Cupsieger – und gleich auch Aufsteiger?
Die Ausgangslage ist sehr einfach: Gewinnt Rebstein, steht der Aufstieg in die 2. Liga fest. Gewinnt Rebstein nicht, hat er am Samstag, 13. Juni, 16 Uhr, gegen Teufen einen weiteren Matchball für den Aufstieg. Diese komfortable Lage hat sich der FCR in den letzten Wochen erarbeitet. Auf die schmerzhafte 2:3-Niederlage gegen Brühl II folgten zwei Auswärtssiege (5:1 bei Rotmonten und 2:0 bei Rorschach-Goldach II), während die St.Galler am letzten Sonntag beim 0:0 in Appenzell patzten. Rebstein hat so zwei Runden vor Schluss vier Punkte Vorsprung auf Brühl II – und damit zwei Chancen, den Sack zuzumachen und den Aufstieg zu feiern.
Zu feiern gab es auch am letzten Samstag, als sich das halbe Dorf nach Wittenbach begab, wo der Final des OFV-Cups 3.-5. Liga anstand. Rebstein traf auf Rapperswil-Jona III, das bewies, weshalb es in der 3. Liga, Gruppe 4, Rang zwei belegt. Rappi ging nach weniger als zehn Minuten in Führung. Doch Rebstein reagierte rasch, glich in der 23. Minute durch einen Penalty von Luka Dursun aus. Und der FCR, unermüdlich angefeuert von den vielen Fans, die mit Cars, Autos, dem Velo oder zu Fuss anreisten, kämpfte weiter. Die Rheintaler hatten die besseren Chancen, leisteten sich aber einen Penalty-Fehlschuss und einen Lattenschuss, sodass letztlich das Elfmeterschiessen über den Ausgang des Spiels entscheiden musste.
In diesem trat Rappi zuerst an und ging durch seinen sackstarken Torhüter in Führung. Danach trafen alle Rebsteiner: Luka Dursun, Rico Köppel, Piratheesh Kamalanathan, Manoah Egbon und Malik Aliev. Dies, während Kevin Fend einen Rapperswiler Penalty hielt. Als Aliev das Leder dann humorlos ins Netz donnerte, war die Partie entschieden: Rebstein gewann 6:5, holte den Cup und qualifizierte sich für die erste Hauptrunde des Schweizer Cups. Kein Wunder, wurde danach stundenlang wild gefeiert.

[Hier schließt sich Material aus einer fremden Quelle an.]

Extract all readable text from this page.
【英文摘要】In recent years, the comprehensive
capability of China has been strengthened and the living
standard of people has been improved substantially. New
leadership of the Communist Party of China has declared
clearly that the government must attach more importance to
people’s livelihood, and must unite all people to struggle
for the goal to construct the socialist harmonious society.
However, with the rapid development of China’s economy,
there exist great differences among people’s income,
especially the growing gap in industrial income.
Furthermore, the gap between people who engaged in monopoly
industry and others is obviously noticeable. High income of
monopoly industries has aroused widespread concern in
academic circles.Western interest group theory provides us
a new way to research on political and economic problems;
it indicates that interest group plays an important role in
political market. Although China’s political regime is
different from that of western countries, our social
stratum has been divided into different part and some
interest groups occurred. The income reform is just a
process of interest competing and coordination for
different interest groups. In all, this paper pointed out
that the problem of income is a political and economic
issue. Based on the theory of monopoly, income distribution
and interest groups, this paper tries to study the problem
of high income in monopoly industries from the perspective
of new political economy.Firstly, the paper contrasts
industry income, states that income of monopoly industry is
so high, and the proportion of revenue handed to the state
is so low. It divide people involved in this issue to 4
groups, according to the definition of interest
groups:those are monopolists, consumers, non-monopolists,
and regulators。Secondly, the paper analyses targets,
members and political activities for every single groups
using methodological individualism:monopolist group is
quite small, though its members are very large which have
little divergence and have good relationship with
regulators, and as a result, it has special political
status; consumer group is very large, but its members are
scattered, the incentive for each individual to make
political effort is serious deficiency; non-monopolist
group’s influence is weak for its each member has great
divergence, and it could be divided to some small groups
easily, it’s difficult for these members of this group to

Auch der Mittwoch könnte ein Feiertag werden. Damit es so weit kommt, muss aber erst die Aufgabe Labinoti erledigt werden. Die Gäste gehörten lange zum Spitzenfeld der Liga. Sie stellen ein spielstarkes Team, das man nicht in die Partie kommen lassen darf. In diesem Jahr läuft es den Rot-Schwarzen mit nur einem Sieg, fünf Niederlagen und zwei Remis zwar nicht nach Wunsch, dennoch darf dieser Gegner auf gar keinen Fall unterschätzt werden. Erst dann kann die nächste Feier steigen.
Ein wichtiges Spiel steht auch am Samstag um 17 Uhr an. Die zweite Mannschaft hat am letzten Sonntag auswärts Leader Rheineck 2:1 besiegt und damit den Spitzenreiter gestürzt. Der neue Leader, der FC Staad, ist nun in der letzten Runde bei uns zu Gast. Das «Zwei» hat immer noch Chancen auf den Ligaerhalt und nur einen Zähler weniger als Altstätten III. Um den Klassenerhalt zu feiern, braucht es gegen das stärkste Team der Liga aber zwingend einen Sieg. Dass Rebstein II so etwas kann, hat es am letzten Sonntag bewiesen. Doch gewinnt Staad, feiern die Seebuben auf der Birkenau den direkten Wiederaufstieg in die 3. Liga. Spannung ist also garantiert.
News gibt’s auch von unserer dritten Mannschaft. Sie empfing am Montagabend den FC Rorschacherberg und führte nach einer halben Stunde dank eines Doppelschlags 2:0. Die Gäste verkürzten aber noch vor der Pause 1:2 und es entwickelte sich ein intensives, teils hektisches Spiel. In diesem setzte sich Rebstein durch. Nach 90 Minuten plus Nachspielzeit stand es 5:1 für unser «Drüü», das damit den Ligaerhalt geschafft hat. Gratulation!